Léger became friends with Delaunay and maintained ties with great artists, including Matisse, Rousseau, Apollinaire and leading exponents of Cubism.
From 1909, Léger himself developed a quirky Cubist style, distinguished by reduction to the simplest basic forms and formal austerity linked with a pure, sharply contrasting palette by 1913-1914. As a painter, Fernand Léger exerted a huge influence on the development of Cubism, Constructivism and the modern advertising poster as well as various forms of applied art.
From 1911 to 1912 Léger belonged to the Section d'Or group. During World War I, he came into contact with modern technology, cannon in particular. The superhuman powers and precise beauty of ordnances enthralled him.
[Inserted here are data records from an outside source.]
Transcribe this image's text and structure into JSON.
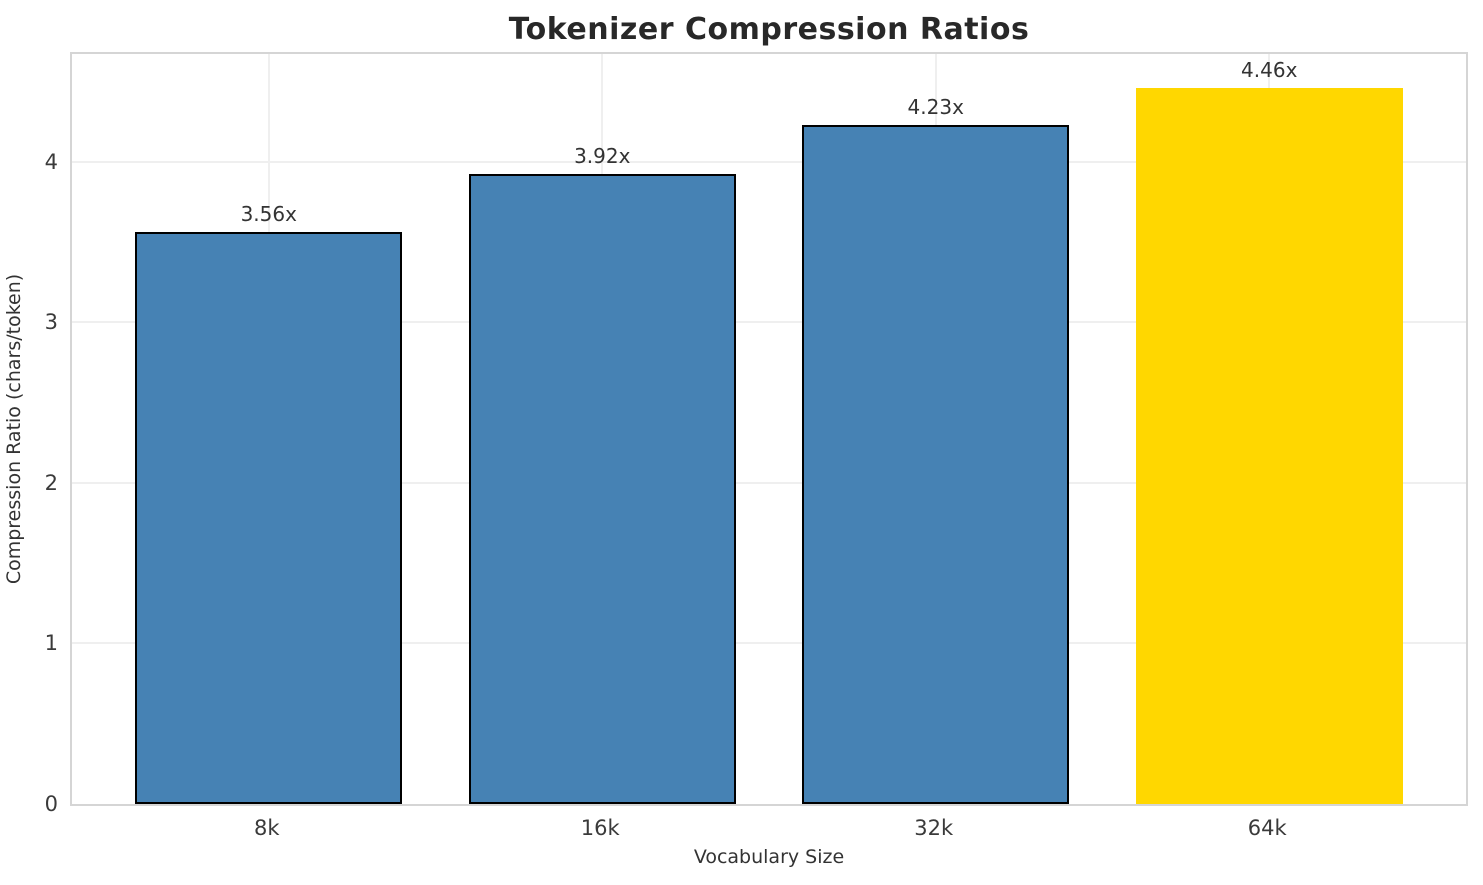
{
  "chart_data": {
    "type": "bar",
    "title": "Tokenizer Compression Ratios",
    "xlabel": "Vocabulary Size",
    "ylabel": "Compression Ratio (chars/token)",
    "categories": [
      "8k",
      "16k",
      "32k",
      "64k"
    ],
    "values": [
      3.56,
      3.92,
      4.23,
      4.46
    ],
    "bar_labels": [
      "3.56x",
      "3.92x",
      "4.23x",
      "4.46x"
    ],
    "yticks": [
      0,
      1,
      2,
      3,
      4
    ],
    "ylim": [
      0,
      4.67
    ],
    "grid": true,
    "legend": "none",
    "bar_colors": [
      "#4682B4",
      "#4682B4",
      "#4682B4",
      "#FFD700"
    ],
    "bar_edge_colors": [
      "#000000",
      "#000000",
      "#000000",
      "none"
    ],
    "highlight_index": 3
  },
  "colors": {
    "background": "#ffffff",
    "spine": "#d5d5d5",
    "grid": "#efefef",
    "text": "#333333",
    "title_text": "#282828"
  }
}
By 1920, Léger had achieved a mechanistic classicism, a precise, geometrically and harshly definitive monumental rendering of modern objects such as cog-wheels and screws, with the human figure incorporated as an equally machine-like being. Surrealism also left its mark on Fernand Léger in the 1930’s, loosening up his style and making it more curvilinear.
Léger taught at Yale University and at Mills College in California from 1940 until 1945. From now on, his dominant motifs were drawn from the workplace and their forms were post-Cubist, combined with the acute figurative precision of realism.
Fernand Léger died at Gif-sur-Yvette near Paris on August 17th 1955.